Hospice helps those with chronic lung conditions battle anxiety

More than two years on from the start of the coronavirus pandemic, people with life-limiting illnesses are finally feeling more confident returning to the outside world.

The Hospice Charity Partnership has restarted one of its most rewarding and inspiring services, helping people living with anxiety and breathlessness, caused by chronic lung conditions, to cope with day to day life.

The charity’s Fatigue, Anxiety and Breathlessness Self-Management Programme – also known as the FAB programme – recently restarted its weekly sessions at John Taylor Hospice in Erdington.

The nine week course, along with follow up sessions, allows people living with respiratory conditions the chance to take back control of their breathing, improve confidence, maintain independence and manage anxiety.

Barrie Barker, a patient who lives near our Erdington site, said he never thought he would enjoy attending FAB sessions, but since joining the programme, he hasn’t looked back.

Barrie lives with a chronic obstructive pulmonary disease (COPD) which is a long term restrictive lung illness. Since attending the FAB sessions, he has been able to meet people living with similar conditions and has even overcome severe panic attacks by applying things he learnt at FAB.

“I didn’t want to go on this course to be perfectly honest,” Barrie said. “But my wife, Rachel, said to me, just give it a go – so I went and I haven’t looked back.”

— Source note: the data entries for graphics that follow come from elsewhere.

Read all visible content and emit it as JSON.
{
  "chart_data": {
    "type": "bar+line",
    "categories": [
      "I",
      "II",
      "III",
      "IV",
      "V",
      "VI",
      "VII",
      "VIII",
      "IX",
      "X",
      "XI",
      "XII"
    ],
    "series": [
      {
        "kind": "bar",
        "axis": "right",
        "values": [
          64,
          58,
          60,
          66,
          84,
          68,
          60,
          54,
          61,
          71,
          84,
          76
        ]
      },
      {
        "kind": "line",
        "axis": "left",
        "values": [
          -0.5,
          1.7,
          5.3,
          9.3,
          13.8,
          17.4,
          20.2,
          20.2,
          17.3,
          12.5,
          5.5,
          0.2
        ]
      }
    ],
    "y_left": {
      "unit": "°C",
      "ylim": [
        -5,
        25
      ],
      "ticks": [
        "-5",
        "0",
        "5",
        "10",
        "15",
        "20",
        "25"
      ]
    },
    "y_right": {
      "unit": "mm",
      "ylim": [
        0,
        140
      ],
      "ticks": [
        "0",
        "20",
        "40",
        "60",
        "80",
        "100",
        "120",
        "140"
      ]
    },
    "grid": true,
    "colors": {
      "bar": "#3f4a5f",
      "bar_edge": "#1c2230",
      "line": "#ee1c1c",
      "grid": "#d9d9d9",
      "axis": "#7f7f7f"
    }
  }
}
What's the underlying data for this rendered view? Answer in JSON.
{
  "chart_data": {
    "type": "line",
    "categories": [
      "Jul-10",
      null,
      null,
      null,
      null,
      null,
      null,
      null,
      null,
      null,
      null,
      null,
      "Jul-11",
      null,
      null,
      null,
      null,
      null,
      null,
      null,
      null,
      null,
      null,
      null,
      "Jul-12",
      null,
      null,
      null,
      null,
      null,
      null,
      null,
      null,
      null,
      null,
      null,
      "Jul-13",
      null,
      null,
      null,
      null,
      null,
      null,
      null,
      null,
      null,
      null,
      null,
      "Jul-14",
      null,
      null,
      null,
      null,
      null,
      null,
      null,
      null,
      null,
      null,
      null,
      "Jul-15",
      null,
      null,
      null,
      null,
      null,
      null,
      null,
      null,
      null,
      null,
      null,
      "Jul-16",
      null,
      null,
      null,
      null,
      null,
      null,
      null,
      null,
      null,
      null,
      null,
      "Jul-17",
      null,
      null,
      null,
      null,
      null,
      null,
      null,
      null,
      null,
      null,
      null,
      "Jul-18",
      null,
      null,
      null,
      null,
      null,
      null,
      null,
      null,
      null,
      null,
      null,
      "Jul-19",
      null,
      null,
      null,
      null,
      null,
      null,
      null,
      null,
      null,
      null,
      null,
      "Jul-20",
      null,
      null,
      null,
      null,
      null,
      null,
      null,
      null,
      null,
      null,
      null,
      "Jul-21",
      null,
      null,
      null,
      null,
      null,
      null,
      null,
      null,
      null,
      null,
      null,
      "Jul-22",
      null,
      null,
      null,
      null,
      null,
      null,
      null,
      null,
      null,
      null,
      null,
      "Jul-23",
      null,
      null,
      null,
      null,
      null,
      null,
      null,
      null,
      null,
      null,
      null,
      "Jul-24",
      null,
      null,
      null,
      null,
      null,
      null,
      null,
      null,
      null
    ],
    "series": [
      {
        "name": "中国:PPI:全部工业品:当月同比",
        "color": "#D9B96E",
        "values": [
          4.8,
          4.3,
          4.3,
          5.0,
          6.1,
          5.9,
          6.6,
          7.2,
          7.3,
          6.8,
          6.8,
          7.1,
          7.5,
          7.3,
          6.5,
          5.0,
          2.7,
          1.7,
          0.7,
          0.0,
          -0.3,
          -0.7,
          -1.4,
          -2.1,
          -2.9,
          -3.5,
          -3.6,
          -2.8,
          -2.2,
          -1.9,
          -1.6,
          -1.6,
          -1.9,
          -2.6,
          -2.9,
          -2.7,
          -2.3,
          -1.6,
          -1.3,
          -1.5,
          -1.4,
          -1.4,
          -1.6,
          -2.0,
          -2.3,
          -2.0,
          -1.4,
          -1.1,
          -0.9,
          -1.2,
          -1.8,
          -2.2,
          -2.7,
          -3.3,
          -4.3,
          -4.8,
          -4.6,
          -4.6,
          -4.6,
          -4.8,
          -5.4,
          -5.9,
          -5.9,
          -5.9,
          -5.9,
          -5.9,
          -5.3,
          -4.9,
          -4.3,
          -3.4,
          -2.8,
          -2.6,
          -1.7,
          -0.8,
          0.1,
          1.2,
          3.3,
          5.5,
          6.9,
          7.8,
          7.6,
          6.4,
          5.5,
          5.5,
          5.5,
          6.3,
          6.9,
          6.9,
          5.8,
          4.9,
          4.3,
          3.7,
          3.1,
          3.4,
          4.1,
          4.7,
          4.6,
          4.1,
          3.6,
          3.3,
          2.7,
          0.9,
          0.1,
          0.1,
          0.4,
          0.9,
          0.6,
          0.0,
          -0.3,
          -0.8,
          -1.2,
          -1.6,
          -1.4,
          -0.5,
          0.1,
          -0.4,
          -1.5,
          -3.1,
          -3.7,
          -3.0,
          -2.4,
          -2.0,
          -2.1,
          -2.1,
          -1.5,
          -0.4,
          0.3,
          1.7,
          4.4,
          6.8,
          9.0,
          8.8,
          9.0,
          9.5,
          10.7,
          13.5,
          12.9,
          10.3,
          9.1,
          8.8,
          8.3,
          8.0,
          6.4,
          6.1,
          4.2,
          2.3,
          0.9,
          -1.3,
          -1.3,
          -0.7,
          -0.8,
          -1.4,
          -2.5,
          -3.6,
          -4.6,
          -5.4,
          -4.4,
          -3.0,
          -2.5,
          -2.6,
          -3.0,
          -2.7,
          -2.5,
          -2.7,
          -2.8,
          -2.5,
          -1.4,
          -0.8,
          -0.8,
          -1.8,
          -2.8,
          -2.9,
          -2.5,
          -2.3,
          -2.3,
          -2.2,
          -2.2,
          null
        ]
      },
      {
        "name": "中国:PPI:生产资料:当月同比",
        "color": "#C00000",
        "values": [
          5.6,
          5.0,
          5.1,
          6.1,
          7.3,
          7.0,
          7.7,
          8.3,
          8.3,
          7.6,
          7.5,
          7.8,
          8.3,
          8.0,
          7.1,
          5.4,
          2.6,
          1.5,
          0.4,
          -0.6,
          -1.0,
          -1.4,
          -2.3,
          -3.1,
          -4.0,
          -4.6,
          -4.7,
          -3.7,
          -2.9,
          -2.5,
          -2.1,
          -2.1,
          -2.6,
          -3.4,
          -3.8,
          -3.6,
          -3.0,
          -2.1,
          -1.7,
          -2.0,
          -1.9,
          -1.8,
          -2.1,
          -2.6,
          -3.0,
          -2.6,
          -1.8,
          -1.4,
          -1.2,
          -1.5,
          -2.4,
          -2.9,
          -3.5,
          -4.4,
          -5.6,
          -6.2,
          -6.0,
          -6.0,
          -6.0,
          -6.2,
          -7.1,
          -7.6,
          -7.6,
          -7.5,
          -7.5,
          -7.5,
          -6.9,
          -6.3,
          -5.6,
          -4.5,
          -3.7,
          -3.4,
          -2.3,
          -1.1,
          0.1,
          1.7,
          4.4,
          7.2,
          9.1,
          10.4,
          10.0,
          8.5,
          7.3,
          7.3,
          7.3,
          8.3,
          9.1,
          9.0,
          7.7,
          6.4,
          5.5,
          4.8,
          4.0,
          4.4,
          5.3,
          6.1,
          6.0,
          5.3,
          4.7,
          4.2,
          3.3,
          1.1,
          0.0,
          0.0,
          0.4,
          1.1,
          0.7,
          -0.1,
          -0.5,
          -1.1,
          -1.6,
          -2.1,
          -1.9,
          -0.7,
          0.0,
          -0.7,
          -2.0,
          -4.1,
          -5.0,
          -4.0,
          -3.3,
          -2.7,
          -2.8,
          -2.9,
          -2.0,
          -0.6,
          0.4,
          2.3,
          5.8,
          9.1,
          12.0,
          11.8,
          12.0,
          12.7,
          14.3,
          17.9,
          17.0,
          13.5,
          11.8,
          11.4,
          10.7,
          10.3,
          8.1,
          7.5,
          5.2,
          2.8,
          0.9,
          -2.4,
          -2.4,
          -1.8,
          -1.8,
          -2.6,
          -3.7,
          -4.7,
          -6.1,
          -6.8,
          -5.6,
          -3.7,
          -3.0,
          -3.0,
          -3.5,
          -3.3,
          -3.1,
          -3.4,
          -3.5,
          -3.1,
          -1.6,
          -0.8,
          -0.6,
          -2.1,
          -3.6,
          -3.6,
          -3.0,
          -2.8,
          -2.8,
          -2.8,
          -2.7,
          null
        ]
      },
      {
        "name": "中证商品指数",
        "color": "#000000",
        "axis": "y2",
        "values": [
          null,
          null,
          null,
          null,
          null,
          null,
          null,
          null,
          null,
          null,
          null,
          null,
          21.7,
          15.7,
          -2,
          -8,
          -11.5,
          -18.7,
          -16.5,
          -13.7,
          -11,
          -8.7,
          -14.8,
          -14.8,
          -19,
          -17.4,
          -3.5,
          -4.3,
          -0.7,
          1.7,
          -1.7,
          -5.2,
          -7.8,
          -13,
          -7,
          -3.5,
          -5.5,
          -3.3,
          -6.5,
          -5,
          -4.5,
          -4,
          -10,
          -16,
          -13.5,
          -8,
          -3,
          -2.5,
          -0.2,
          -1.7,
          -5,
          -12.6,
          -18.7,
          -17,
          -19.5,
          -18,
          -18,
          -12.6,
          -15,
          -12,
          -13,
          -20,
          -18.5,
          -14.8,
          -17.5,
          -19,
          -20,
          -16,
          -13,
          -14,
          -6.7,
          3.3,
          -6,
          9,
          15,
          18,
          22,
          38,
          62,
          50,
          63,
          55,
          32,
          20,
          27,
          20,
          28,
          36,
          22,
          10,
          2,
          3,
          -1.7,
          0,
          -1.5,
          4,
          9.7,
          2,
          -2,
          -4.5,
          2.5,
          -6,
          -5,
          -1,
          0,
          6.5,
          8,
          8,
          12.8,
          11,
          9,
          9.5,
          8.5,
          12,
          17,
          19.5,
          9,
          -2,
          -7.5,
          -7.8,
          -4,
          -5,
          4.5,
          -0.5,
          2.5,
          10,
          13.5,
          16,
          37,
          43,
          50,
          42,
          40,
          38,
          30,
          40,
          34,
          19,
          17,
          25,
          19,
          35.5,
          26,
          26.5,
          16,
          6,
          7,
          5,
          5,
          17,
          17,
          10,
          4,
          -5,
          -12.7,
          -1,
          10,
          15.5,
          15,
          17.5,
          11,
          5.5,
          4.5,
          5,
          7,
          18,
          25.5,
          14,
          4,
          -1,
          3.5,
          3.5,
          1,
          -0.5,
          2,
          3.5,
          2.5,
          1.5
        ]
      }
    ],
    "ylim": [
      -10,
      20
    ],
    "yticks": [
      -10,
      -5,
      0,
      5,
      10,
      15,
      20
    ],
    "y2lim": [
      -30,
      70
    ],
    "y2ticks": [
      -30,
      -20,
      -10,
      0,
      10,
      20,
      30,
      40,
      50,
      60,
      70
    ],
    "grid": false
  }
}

Going to the FAB meetings each week has enabled Barrie to come out of his shell.

“I get excited about going, like a young kid going to nursery,” he said. “It has really brought me out of my shell.

“With two years of the pandemic and lockdowns, I never went out at all. Now, after attending FAB again, I haven’t got a fear complex about going out anymore.

“It is incredible to meet people on the same level as me. People can look at us and think, there isn’t anything wrong with you, because it’s not necessarily a visible issue.

“But as soon as they look deeper, they start to see us losing our breath doing simple tasks and they realise.”

Panic attacks can severely affect people living with breathlessness. For those who attend FAB, panic attacks are a frequent discussion point.

Barrie explained: “Meeting the guys and girls at FAB has been brilliant. Even just last week we were talking about the ways panic attacks affect us all.

“You think you’re the only one who has the panic attacks – believe you me, we all get them. And we get them bad.

“Thanks to these guys helping us with even the tiniest things, it has helped me incredibly so, even to the point where I can virtually control panic attacks from coming on.”

He added: “When I feel a panic attack coming on, I sit and think about my arms position – to allow me to get more breath in my lungs – and I imagine a window and adapt my breathing as I follow each edge with my imagination – this was a coping mechanism we learnt at FAB.

“Then all of a sudden, I can feel myself coming down from a panic attack. It has been about two or three months since my last proper one.

“They are not nice, and they still happen for me. Sometimes you think, this is the last breath I will take.”

By learning more about himself, his limits and how to manage the condition, Barrie said FAB has helped him enormously, and encourages others to attend if they are struggling or want somewhere to socialise with similar people.

“If you get the chance to go to FAB, take the opportunity,” Barrie said.

“I feel so proud of a lot of things I have done while being on the course.”